Todos los gobiernos de la transición certificaron las políticas económicas instauradas por la fuerza durante la dictadura militar. Sobre esa institucionalidad, que allanó el terreno para la instalación del modelo neoliberal, ha surgido el Chile actual, un país en que unas cuantas grandes corporaciones tienen el control de toda la producción y los servicios. Un dominio ubicuo, que ha convertido a la clase política en sus representantes en el Congreso y en el Ejecutivo, y que mantiene a toda la masa de ciudadanos en consumidores cautivos de sus servicios, productos, precios, tarifas e información. En este diseño, que es también una red de empresas de diferentes rubros y sectores relacionadas o asociadas, aparece la generación de energía, que puede ser Endesa, Enap o cualquier otra.

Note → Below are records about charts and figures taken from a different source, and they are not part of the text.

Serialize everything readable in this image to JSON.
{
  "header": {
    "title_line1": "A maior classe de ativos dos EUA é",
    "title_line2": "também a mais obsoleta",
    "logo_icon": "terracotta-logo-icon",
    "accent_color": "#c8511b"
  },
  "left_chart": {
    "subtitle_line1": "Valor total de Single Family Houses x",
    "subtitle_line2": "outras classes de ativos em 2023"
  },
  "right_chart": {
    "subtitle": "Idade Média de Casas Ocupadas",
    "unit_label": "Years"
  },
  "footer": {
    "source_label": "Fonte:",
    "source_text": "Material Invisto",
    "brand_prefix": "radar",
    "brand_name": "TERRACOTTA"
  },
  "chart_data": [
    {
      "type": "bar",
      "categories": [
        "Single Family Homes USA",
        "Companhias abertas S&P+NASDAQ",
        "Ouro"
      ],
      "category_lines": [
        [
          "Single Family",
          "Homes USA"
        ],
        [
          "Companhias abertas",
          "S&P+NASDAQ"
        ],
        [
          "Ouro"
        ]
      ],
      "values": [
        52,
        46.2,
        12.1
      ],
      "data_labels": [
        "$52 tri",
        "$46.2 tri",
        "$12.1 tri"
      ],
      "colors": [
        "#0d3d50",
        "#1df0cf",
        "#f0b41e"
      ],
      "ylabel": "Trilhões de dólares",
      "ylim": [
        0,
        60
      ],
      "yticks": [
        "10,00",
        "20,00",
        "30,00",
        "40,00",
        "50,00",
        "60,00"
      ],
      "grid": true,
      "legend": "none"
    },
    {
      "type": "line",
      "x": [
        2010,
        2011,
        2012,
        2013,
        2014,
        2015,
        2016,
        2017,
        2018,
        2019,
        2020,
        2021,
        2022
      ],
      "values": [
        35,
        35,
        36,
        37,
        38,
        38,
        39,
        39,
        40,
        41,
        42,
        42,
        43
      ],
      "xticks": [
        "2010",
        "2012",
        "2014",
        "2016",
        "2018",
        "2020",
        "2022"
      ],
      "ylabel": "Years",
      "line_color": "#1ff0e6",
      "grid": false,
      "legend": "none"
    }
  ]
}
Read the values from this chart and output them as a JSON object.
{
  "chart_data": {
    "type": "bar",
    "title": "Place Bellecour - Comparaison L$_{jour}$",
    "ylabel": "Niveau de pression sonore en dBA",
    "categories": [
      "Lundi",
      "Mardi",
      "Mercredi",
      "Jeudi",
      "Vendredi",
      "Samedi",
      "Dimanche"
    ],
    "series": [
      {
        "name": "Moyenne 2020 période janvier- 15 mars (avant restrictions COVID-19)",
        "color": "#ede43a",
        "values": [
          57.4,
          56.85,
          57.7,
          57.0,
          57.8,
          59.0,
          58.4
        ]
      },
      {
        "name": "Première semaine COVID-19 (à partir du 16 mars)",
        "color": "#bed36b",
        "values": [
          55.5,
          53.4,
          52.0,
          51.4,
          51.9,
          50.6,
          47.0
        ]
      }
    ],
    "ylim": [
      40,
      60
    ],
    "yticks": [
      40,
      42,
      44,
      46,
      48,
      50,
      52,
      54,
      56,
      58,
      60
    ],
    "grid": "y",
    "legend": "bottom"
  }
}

Tras el triunfo de Piñera en las elecciones presidenciales del 2009 no pocos observadores auguraron un próximo aumento en la movilización social, vaticinio entonces cumplido y hoy reproducido en su segundo mandato. Los anunciados “tiempos mejores” son y serán para sus electores una continuidad de las políticas instaladas hace varias décadas.

La paradoja citada, entre la aparente fruición nacional por el supuesto éxito individual y el premio del consumo, un imaginario instalado por los aparatos de propaganda y marketing institucional y electoral, tiene su contracara en los costos, que van desde la explotación laboral, los créditos usureros y, por cierto, la degradación ambiental de la industria extractiva y energética.

Una paradoja que hasta el momento mantiene su propio equilibrio. Un momento, hasta ahora precario aun cuando contenido, que tenderá, tarde o temprano, a desbarrancarse. El modelo chileno y sus altas tasas de rentabilidad sólo puede mantenerse y crecer bajo esa institucionalidad que tolera la explotación, humillación, enfermedad y muerte.